Congratulations to everyone at Brisbane City Council for winning the AusCERT 2013 Award for Organisational Excellence in Information Security!
The competition was intense this year: there were 11 nominations and only 3 finalists. I was impressed, and even a bit surprised, that the AusCERT Selection Committee would recognise the achievements of a humble local government organisation. It would have been easy, and less controversial, for AusCERT to have selected a national CERT or an intelligence agency. Instead, AusCERT recognised the achievements of security professionals who are employed in a much less glamourous context but who work diligently, and in some cases largely unnoticed, to address security risk and make vital contributions to improve their organisation.
Brisbane City Council’s ICT Risk, Security, and Compliance Unit leads information security governance and improvement initiatives across the enterprise. However it is very important to note that an enterprise requires much more than a highly-skilled, effective, and professional, team of security professionals to achieve it’s information security objectives. The enterprise also needs:
- Senior management who understand the value of information security to business success and ensure that adequate resources are available for security governance and initiatives.

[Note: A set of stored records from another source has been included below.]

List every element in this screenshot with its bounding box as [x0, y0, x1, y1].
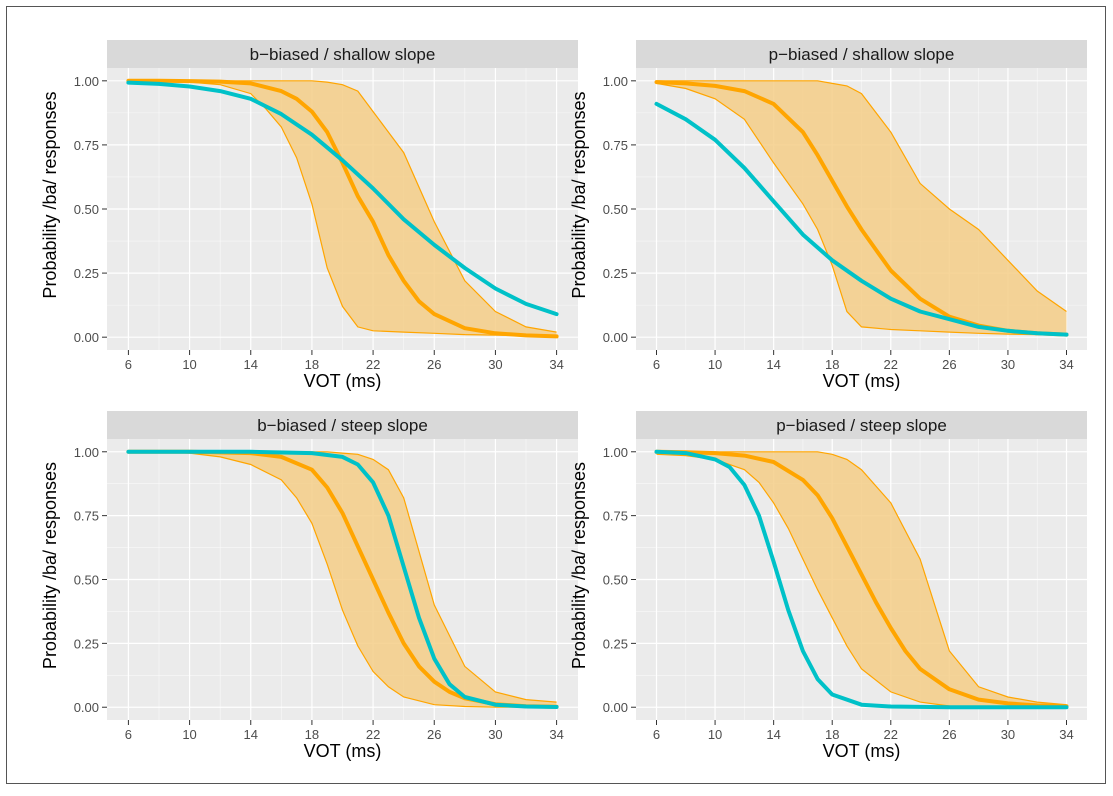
- model-ci-band: [128, 80, 557, 336]
- x-tick-label: 6: [653, 357, 660, 372]
- model-ci-upper: [656, 80, 1067, 312]
- model-ci-lower: [128, 451, 557, 708]
- y-tick-label: 0.25: [603, 266, 628, 281]
- model-ci-band: [128, 451, 557, 708]
- x-tick-label: 22: [884, 357, 898, 372]
- data-curve: [654, 449, 1069, 710]
- x-tick-label: 26: [942, 357, 956, 372]
- x-tick-label: 26: [942, 727, 956, 742]
- x-axis-title: VOT (ms): [823, 741, 901, 761]
- x-tick-label: 6: [653, 727, 660, 742]
- y-tick-label: 0.25: [603, 636, 628, 651]
- y-axis-title: Probability /ba/ responses: [40, 462, 60, 669]
- data-curve: [654, 101, 1069, 337]
- x-tick-label: 18: [305, 357, 319, 372]
- x-tick-label: 14: [244, 727, 258, 742]
- y-tick-label: 0.75: [74, 509, 99, 524]
- y-tick-label: 0.00: [603, 700, 628, 715]
- panel-2: p−biased / shallow slope 0.00 0.25 0.50 0.75…: [569, 40, 1087, 391]
- x-tick-label: 14: [766, 357, 780, 372]
- x-axis-title: VOT (ms): [304, 741, 382, 761]
- x-tick-label: 10: [708, 727, 722, 742]
- x-tick-label: 14: [766, 727, 780, 742]
- y-tick-label: 0.75: [74, 138, 99, 153]
- data-curve: [126, 80, 559, 317]
- x-tick-label: 26: [427, 727, 441, 742]
- facet-strip: [636, 411, 1087, 439]
- y-tick-label: 1.00: [74, 74, 99, 89]
- model-curve: [126, 78, 559, 339]
- x-tick-label: 22: [366, 357, 380, 372]
- x-tick-label: 18: [825, 727, 839, 742]
- facet-title: b−biased / shallow slope: [250, 45, 436, 64]
- x-tick-label: 10: [182, 357, 196, 372]
- y-tick-label: 1.00: [603, 74, 628, 89]
- x-tick-label: 18: [305, 727, 319, 742]
- y-axis-title: Probability /ba/ responses: [569, 462, 589, 669]
- y-axis-title: Probability /ba/ responses: [569, 91, 589, 298]
- x-tick-label: 10: [708, 357, 722, 372]
- facet-strip: [107, 40, 578, 68]
- y-tick-label: 0.50: [603, 573, 628, 588]
- x-tick-label: 34: [1059, 357, 1073, 372]
- facet-strip: [636, 40, 1087, 68]
- x-tick-label: 6: [125, 357, 132, 372]
- x-tick-label: 30: [1001, 727, 1015, 742]
- x-tick-label: 22: [366, 727, 380, 742]
- x-tick-label: 26: [427, 357, 441, 372]
- x-tick-label: 34: [549, 357, 563, 372]
- model-ci-upper: [656, 451, 1067, 706]
- y-tick-label: 1.00: [603, 445, 628, 460]
- model-ci-band: [656, 451, 1067, 708]
- y-tick-label: 0.50: [74, 202, 99, 217]
- x-tick-label: 30: [488, 357, 502, 372]
- y-tick-label: 0.00: [603, 330, 628, 345]
- y-tick-label: 0.25: [74, 636, 99, 651]
- facet-strip: [107, 411, 578, 439]
- y-axis-title: Probability /ba/ responses: [40, 91, 60, 298]
- y-tick-label: 0.75: [603, 509, 628, 524]
- y-tick-label: 1.00: [74, 445, 99, 460]
- model-ci-band: [656, 80, 1067, 335]
- x-tick-label: 30: [1001, 357, 1015, 372]
- facet-title: p−biased / shallow slope: [769, 45, 955, 64]
- x-tick-label: 30: [488, 727, 502, 742]
- panel-3: b−biased / steep slope 0.00 0.25 0.50 0.75 1.…: [40, 411, 578, 761]
- figure-border: [6, 6, 1106, 784]
- facet-title: b−biased / steep slope: [257, 416, 428, 435]
- x-tick-label: 22: [884, 727, 898, 742]
- x-tick-label: 18: [825, 357, 839, 372]
- y-tick-label: 0.00: [74, 700, 99, 715]
- x-tick-label: 34: [1059, 727, 1073, 742]
- x-tick-label: 10: [182, 727, 196, 742]
- y-tick-label: 0.50: [603, 202, 628, 217]
- x-tick-label: 6: [125, 727, 132, 742]
- y-tick-label: 0.50: [74, 573, 99, 588]
- model-ci-lower: [128, 80, 557, 337]
- panel-4: p−biased / steep slope 0.00 0.25 0.50 0.75 1.…: [569, 411, 1087, 761]
- y-tick-label: 0.25: [74, 266, 99, 281]
- x-axis-title: VOT (ms): [823, 371, 901, 391]
- x-tick-label: 14: [244, 357, 258, 372]
- y-tick-label: 0.00: [74, 330, 99, 345]
- y-tick-label: 0.75: [603, 138, 628, 153]
- panel-1: b−biased / shallow slope 0.00 0.25 0.50 0.75…: [40, 40, 578, 391]
- model-ci-lower: [656, 82, 1067, 336]
- x-tick-label: 34: [549, 727, 563, 742]
- data-curve: [126, 449, 559, 709]
- model-curve: [654, 449, 1069, 709]
- x-axis-title: VOT (ms): [304, 371, 382, 391]
- facet-title: p−biased / steep slope: [776, 416, 947, 435]
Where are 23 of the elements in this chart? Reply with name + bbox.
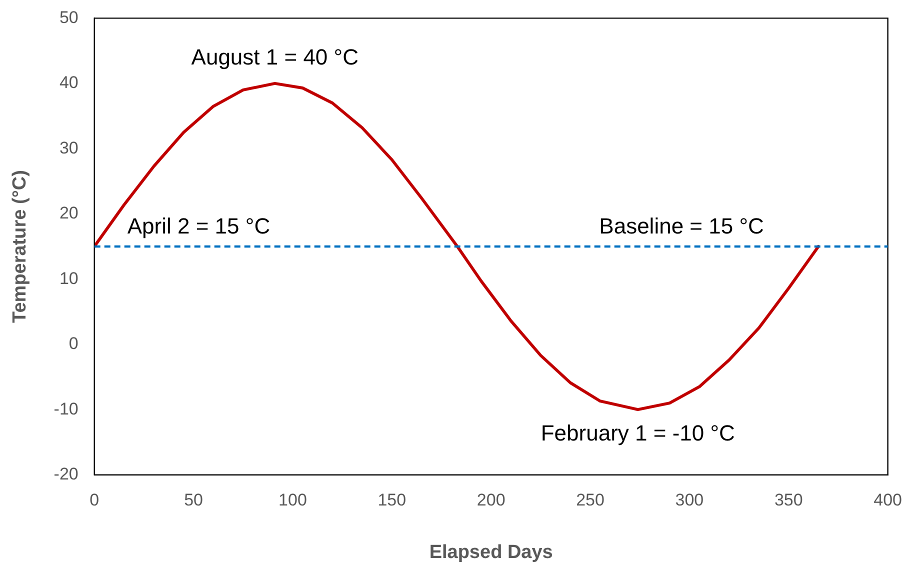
x-tick-label: 350 xyxy=(774,490,803,510)
x-tick-label: 400 xyxy=(874,490,902,510)
x-tick-label: 100 xyxy=(278,490,307,510)
y-tick-label: 40 xyxy=(59,73,78,92)
annotation: August 1 = 40 °C xyxy=(191,44,359,70)
y-tick-label: 50 xyxy=(59,8,78,27)
x-tick-label: 250 xyxy=(576,490,604,510)
annotation: February 1 = -10 °C xyxy=(540,420,736,446)
x-axis-title: Elapsed Days xyxy=(429,542,553,563)
x-tick-label: 50 xyxy=(184,490,204,510)
y-tick-label: -10 xyxy=(54,399,78,418)
y-tick-label: -20 xyxy=(54,464,78,484)
y-tick-label: 30 xyxy=(59,138,78,158)
y-tick-label: 10 xyxy=(59,268,78,288)
ref-line-label: Baseline = 15 °C xyxy=(599,214,764,239)
x-tick-label: 300 xyxy=(675,490,704,510)
x-tick-label: 0 xyxy=(90,490,100,510)
y-axis-title: Temperature (°C) xyxy=(10,170,31,323)
x-tick-label: 200 xyxy=(476,490,506,510)
annotation: April 2 = 15 °C xyxy=(127,214,270,239)
y-tick-label: 0 xyxy=(68,334,78,354)
x-tick-label: 150 xyxy=(378,490,406,510)
y-tick-label: 20 xyxy=(59,204,78,223)
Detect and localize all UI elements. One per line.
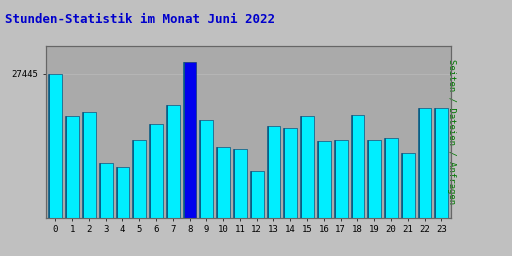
Y-axis label: Seiten / Dateien / Anfragen: Seiten / Dateien / Anfragen <box>447 59 456 204</box>
Bar <box>352 115 365 218</box>
Text: Stunden-Statistik im Monat Juni 2022: Stunden-Statistik im Monat Juni 2022 <box>5 13 275 26</box>
Bar <box>418 109 419 218</box>
Bar <box>301 116 314 218</box>
Bar <box>435 109 448 218</box>
Bar <box>318 141 331 218</box>
Bar <box>117 167 130 218</box>
Bar <box>183 62 184 218</box>
Bar <box>384 138 385 218</box>
Bar <box>234 149 247 218</box>
Bar <box>334 140 335 218</box>
Bar <box>166 104 167 218</box>
Bar <box>402 153 415 218</box>
Bar <box>317 141 318 218</box>
Bar <box>116 167 117 218</box>
Bar <box>150 124 163 218</box>
Bar <box>167 104 180 218</box>
Bar <box>133 140 146 218</box>
Bar <box>250 171 251 218</box>
Bar <box>132 140 133 218</box>
Bar <box>200 120 201 218</box>
Bar <box>385 138 398 218</box>
Bar <box>184 62 197 218</box>
Bar <box>82 112 83 218</box>
Bar <box>335 140 348 218</box>
Bar <box>149 124 150 218</box>
Bar <box>367 140 368 218</box>
Bar <box>251 171 264 218</box>
Bar <box>368 140 381 218</box>
Bar <box>300 116 301 218</box>
Bar <box>99 163 100 218</box>
Bar <box>216 147 217 218</box>
Bar <box>351 115 352 218</box>
Bar <box>284 128 297 218</box>
Bar <box>201 120 213 218</box>
Bar <box>65 116 66 218</box>
Bar <box>83 112 96 218</box>
Bar <box>217 147 230 218</box>
Bar <box>267 126 268 218</box>
Bar <box>66 116 79 218</box>
Bar <box>419 109 432 218</box>
Bar <box>401 153 402 218</box>
Bar <box>49 74 50 218</box>
Bar <box>233 149 234 218</box>
Bar <box>50 74 62 218</box>
Bar <box>100 163 113 218</box>
Bar <box>268 126 281 218</box>
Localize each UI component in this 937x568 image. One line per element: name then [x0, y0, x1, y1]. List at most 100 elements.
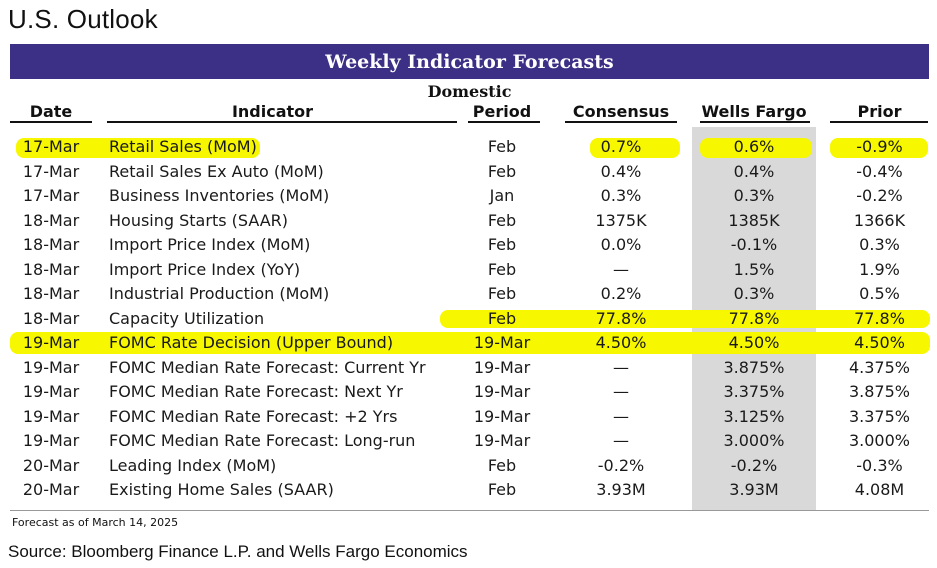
header-underline-period — [468, 121, 540, 123]
wells-fargo-cell: -0.2% — [730, 455, 778, 475]
indicator-cell: FOMC Rate Decision (Upper Bound) — [109, 333, 394, 352]
prior-cell: 4.375% — [848, 357, 910, 377]
indicator-cell: FOMC Median Rate Forecast: Long-run — [109, 431, 416, 450]
period-cell: Feb — [487, 284, 517, 303]
table-title: Weekly Indicator Forecasts — [325, 50, 614, 73]
prior-cell: 3.875% — [848, 382, 910, 401]
indicator-cell: Retail Sales Ex Auto (MoM) — [109, 161, 324, 181]
page-title: U.S. Outlook — [8, 4, 158, 34]
prior-cell: 3.000% — [848, 431, 910, 450]
indicator-cell: FOMC Median Rate Forecast: Current Yr — [109, 357, 426, 377]
date-cell: 18-Mar — [22, 210, 80, 230]
column-header-indicator: Indicator — [231, 102, 314, 121]
highlight-retail-sales-consensus — [590, 138, 680, 158]
date-cell: 20-Mar — [22, 455, 80, 475]
footer-rule — [10, 510, 929, 511]
period-cell: Feb — [487, 455, 517, 475]
column-header-prior: Prior — [857, 102, 902, 121]
consensus-cell: 77.8% — [595, 308, 647, 328]
prior-cell: 1366K — [853, 210, 906, 230]
table-row: 18-Mar Import Price Index (YoY) Feb — 1.5% 1.… — [0, 260, 937, 284]
date-cell: 19-Mar — [22, 357, 80, 377]
consensus-cell: -0.2% — [597, 455, 645, 475]
indicator-cell: Existing Home Sales (SAAR) — [109, 480, 334, 499]
header-underline-consensus — [565, 121, 677, 123]
table-row: 20-Mar Leading Index (MoM) Feb -0.2% -0.2% -0… — [0, 456, 937, 480]
table-row: 19-Mar FOMC Median Rate Forecast: Long-ru… — [0, 431, 937, 455]
consensus-cell: — — [613, 382, 629, 401]
wells-fargo-cell: 3.875% — [723, 357, 785, 377]
highlight-retail-sales-wells-fargo — [700, 138, 812, 158]
prior-cell: 1.9% — [859, 259, 900, 279]
date-cell: 18-Mar — [22, 235, 80, 254]
wells-fargo-cell: 1.5% — [733, 259, 775, 279]
date-cell: 17-Mar — [22, 161, 80, 181]
prior-cell: 0.3% — [859, 235, 900, 254]
table-row: 18-Mar Capacity Utilization Feb 77.8% 77.8% 7… — [0, 309, 937, 333]
date-cell: 18-Mar — [22, 259, 80, 279]
period-cell: Feb — [487, 235, 517, 254]
period-cell: 19-Mar — [473, 431, 531, 450]
consensus-cell: — — [613, 259, 629, 279]
table-banner: Weekly Indicator Forecasts — [10, 44, 929, 79]
indicator-cell: Import Price Index (MoM) — [109, 235, 311, 254]
header-underline-prior — [830, 121, 928, 123]
column-header-wells-fargo: Wells Fargo — [701, 102, 807, 121]
table-row: 17-Mar Retail Sales Ex Auto (MoM) Feb 0.4% 0… — [0, 162, 937, 186]
wells-fargo-cell: 4.50% — [728, 333, 780, 352]
wells-fargo-cell: 0.3% — [733, 186, 775, 205]
date-cell: 20-Mar — [22, 480, 80, 499]
consensus-cell: 0.3% — [600, 186, 642, 205]
wells-fargo-cell: 3.375% — [723, 382, 785, 401]
indicator-cell: Leading Index (MoM) — [109, 455, 277, 475]
wells-fargo-cell: 0.6% — [733, 137, 775, 156]
period-cell: 19-Mar — [473, 333, 531, 352]
prior-cell: -0.4% — [856, 161, 903, 181]
prior-cell: 4.08M — [854, 480, 905, 499]
indicator-cell: FOMC Median Rate Forecast: +2 Yrs — [109, 406, 398, 426]
consensus-cell: — — [613, 406, 629, 426]
prior-cell: -0.3% — [856, 455, 903, 475]
table-row: 19-Mar FOMC Rate Decision (Upper Bound) 19… — [0, 333, 937, 357]
period-cell: Feb — [487, 161, 517, 181]
highlight-capacity-utilization — [440, 310, 930, 328]
date-cell: 18-Mar — [22, 284, 80, 303]
date-cell: 19-Mar — [22, 406, 80, 426]
wells-fargo-cell: 3.93M — [729, 480, 779, 499]
wells-fargo-cell: 3.125% — [723, 406, 785, 426]
period-cell: 19-Mar — [473, 357, 531, 377]
consensus-cell: — — [613, 431, 629, 450]
table-row: 17-Mar Business Inventories (MoM) Jan 0.3% 0… — [0, 186, 937, 210]
indicator-cell: Business Inventories (MoM) — [109, 186, 330, 205]
section-label: Domestic — [427, 82, 512, 101]
indicator-cell: Capacity Utilization — [109, 308, 265, 328]
period-cell: Feb — [487, 210, 517, 230]
column-header-consensus: Consensus — [572, 102, 670, 121]
column-header-date: Date — [29, 102, 73, 121]
indicator-cell: FOMC Median Rate Forecast: Next Yr — [109, 382, 403, 401]
table-row: 17-Mar Retail Sales (MoM) Feb 0.7% 0.6% -0.9% — [0, 137, 937, 161]
period-cell: 19-Mar — [473, 382, 531, 401]
wells-fargo-cell: 3.000% — [723, 431, 785, 450]
header-underline-wells-fargo — [700, 121, 810, 123]
wells-fargo-cell: 0.4% — [733, 161, 775, 181]
prior-cell: 4.50% — [854, 333, 905, 352]
date-cell: 18-Mar — [22, 308, 80, 328]
table-row: 18-Mar Housing Starts (SAAR) Feb 1375K 1385K… — [0, 211, 937, 235]
period-cell: Feb — [487, 137, 517, 156]
consensus-cell: 3.93M — [596, 480, 646, 499]
header-underline-date — [10, 121, 92, 123]
period-cell: 19-Mar — [473, 406, 531, 426]
consensus-cell: 4.50% — [595, 333, 647, 352]
wells-fargo-cell: 0.3% — [733, 284, 775, 303]
consensus-cell: — — [613, 357, 629, 377]
consensus-cell: 0.2% — [600, 284, 642, 303]
prior-cell: 77.8% — [854, 308, 905, 328]
wells-fargo-cell: 77.8% — [728, 308, 780, 328]
forecast-date-footnote: Forecast as of March 14, 2025 — [12, 516, 179, 529]
table-row: 19-Mar FOMC Median Rate Forecast: Next Yr… — [0, 382, 937, 406]
prior-cell: -0.2% — [856, 186, 903, 205]
table-row: 18-Mar Import Price Index (MoM) Feb 0.0% -0.… — [0, 235, 937, 259]
highlight-fomc-rate-decision — [10, 332, 930, 354]
consensus-cell: 0.0% — [600, 235, 642, 254]
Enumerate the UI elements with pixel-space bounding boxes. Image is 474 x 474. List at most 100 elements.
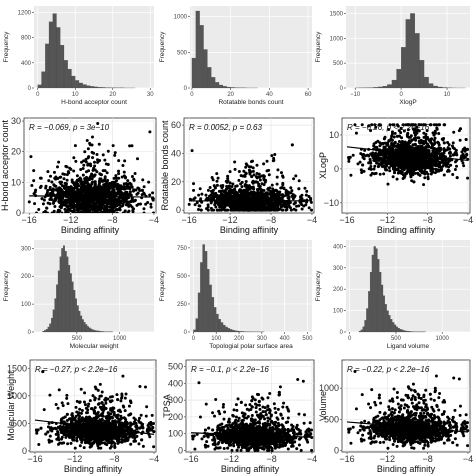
scatter-point: [79, 411, 83, 415]
scatter-point: [253, 204, 257, 208]
scatter-point: [418, 169, 422, 173]
histogram-bar: [64, 251, 67, 333]
scatter-point: [266, 208, 270, 212]
scatter-point: [453, 151, 457, 155]
scatter-point: [415, 125, 419, 129]
scatter-point: [442, 149, 446, 153]
histogram-bar: [93, 330, 96, 333]
scatter-point: [299, 195, 303, 199]
histogram-bar: [88, 327, 91, 333]
y-axis-title: Frequency: [3, 31, 10, 62]
scatter-point: [60, 201, 64, 205]
scatter-point: [66, 187, 70, 191]
scatter-point: [47, 179, 51, 183]
scatter-point: [245, 197, 249, 201]
x-axis-title: Rotatable bonds count: [218, 99, 283, 106]
scatter-point: [58, 180, 62, 184]
scatter-point: [97, 204, 101, 208]
scatter-point: [136, 191, 140, 195]
scatter-point: [393, 171, 397, 175]
scatter-point: [279, 171, 283, 175]
y-axis-title: Rotatable bonds count: [160, 120, 170, 211]
scatter-point: [418, 173, 422, 177]
scatter-point: [257, 187, 261, 191]
histogram-bar: [207, 269, 210, 333]
scatter-point: [368, 159, 372, 163]
scatter-point: [397, 139, 401, 143]
scatter-point: [393, 168, 397, 172]
y-tick-label: 1000: [174, 15, 188, 21]
scatter-point: [93, 187, 97, 191]
scatter-point: [27, 200, 31, 204]
scatter-point: [255, 206, 259, 210]
scatter-point: [126, 179, 130, 183]
scatter-point: [388, 123, 392, 127]
correlation-annotation: R = 0.0052, p = 0.63: [189, 123, 262, 132]
scatter-point: [89, 164, 93, 168]
scatter-point: [433, 167, 437, 171]
histogram-bar: [419, 60, 425, 89]
scatter-point: [440, 137, 444, 141]
scatter-point: [397, 134, 401, 138]
scatter-point: [433, 136, 437, 140]
scatter-point: [107, 201, 111, 205]
y-tick-label: 1000: [330, 36, 344, 42]
scatter-point: [116, 189, 120, 193]
scatter-point: [285, 205, 289, 209]
scatter-point: [254, 175, 258, 179]
scatter-point: [90, 181, 94, 185]
scatter-point: [370, 123, 374, 127]
scatter-point: [393, 131, 397, 135]
scatter-point: [239, 182, 243, 186]
scatter-point: [432, 133, 436, 137]
scatter-point: [289, 186, 293, 190]
scatter-point: [377, 158, 381, 162]
scatter-point: [260, 182, 264, 186]
y-tick-label: 500: [177, 274, 188, 280]
scatter-point: [373, 164, 377, 168]
scatter-point: [412, 180, 416, 184]
scatter-point: [79, 168, 83, 172]
histogram-bar: [45, 43, 50, 89]
scatter-point: [85, 204, 89, 208]
scatter-point: [226, 177, 230, 181]
scatter-point: [93, 164, 97, 168]
scatter-point: [466, 176, 470, 180]
scatter-point: [88, 198, 92, 202]
histogram-bar: [52, 309, 55, 333]
histogram-bar: [401, 329, 404, 333]
histogram-bar: [100, 331, 103, 333]
scatter-point: [140, 188, 144, 192]
scatter-point: [112, 200, 116, 204]
scatter-point: [216, 176, 220, 180]
scatter-point: [122, 170, 126, 174]
x-tick-label: −4: [463, 215, 473, 225]
scatter-point: [144, 202, 148, 206]
scatter-point: [382, 146, 386, 150]
scatter-point: [384, 152, 388, 156]
histogram-bar: [85, 324, 88, 333]
scatter-point: [426, 175, 430, 179]
scatter-point: [122, 211, 126, 213]
histogram-bar: [399, 329, 402, 333]
scatter-point: [431, 149, 435, 153]
scatter-point: [59, 198, 63, 202]
histogram-bar: [63, 245, 65, 333]
scatter-point: [276, 168, 280, 172]
scatter-point: [399, 169, 403, 173]
scatter-point: [406, 123, 410, 127]
scatter-point: [292, 202, 296, 206]
scatter-point: [428, 123, 432, 127]
scatter-point: [448, 154, 452, 158]
scatter-point: [119, 187, 123, 191]
scatter-point: [229, 188, 233, 192]
histogram-bar: [101, 87, 106, 89]
scatter-point: [50, 180, 54, 184]
y-tick-label: 200: [21, 274, 32, 280]
y-tick-label: 250: [177, 302, 188, 308]
x-axis-title: Topologial polar surface area: [209, 343, 293, 350]
scatter-point: [138, 188, 142, 192]
point-cloud: [187, 143, 314, 212]
scatter-point: [425, 152, 429, 156]
scatter-point: [244, 165, 248, 169]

- Staff that develop IT strategy and architecture to directly address security risk in their work.
- The enterprise’s project management methodology to ensure that project managers will seek information security risk, and act on excessive risks, during solution development.
- The IT service delivery staff must faithfully follow security procedures – even when inconvenient to do so.
- Account managers that directly engage internal customers that can explain security risk to business stakeholders to help them make informed decisions.
- Staff at all levels, who do not work in the IT area but who have received security awareness training, to remain diligent at some level to contribute to reduced information security risk.
- And more…
It’s fantastic when it all comes together!
That said, the job is never really complete. The environment is very dynamic and no organisation can afford to take their eye off of the ball. There is constant change in terms of the threats, vulnerabilities, technologies, products, use cases, business requirements, and even the enterprise’s own organisation structure and economic environment, which can all adversely affect the control environment. Enterprise advocates for information security must demonstrate an unwavering commitment to the mission to ensure that security risks are effectively mitigated in the future.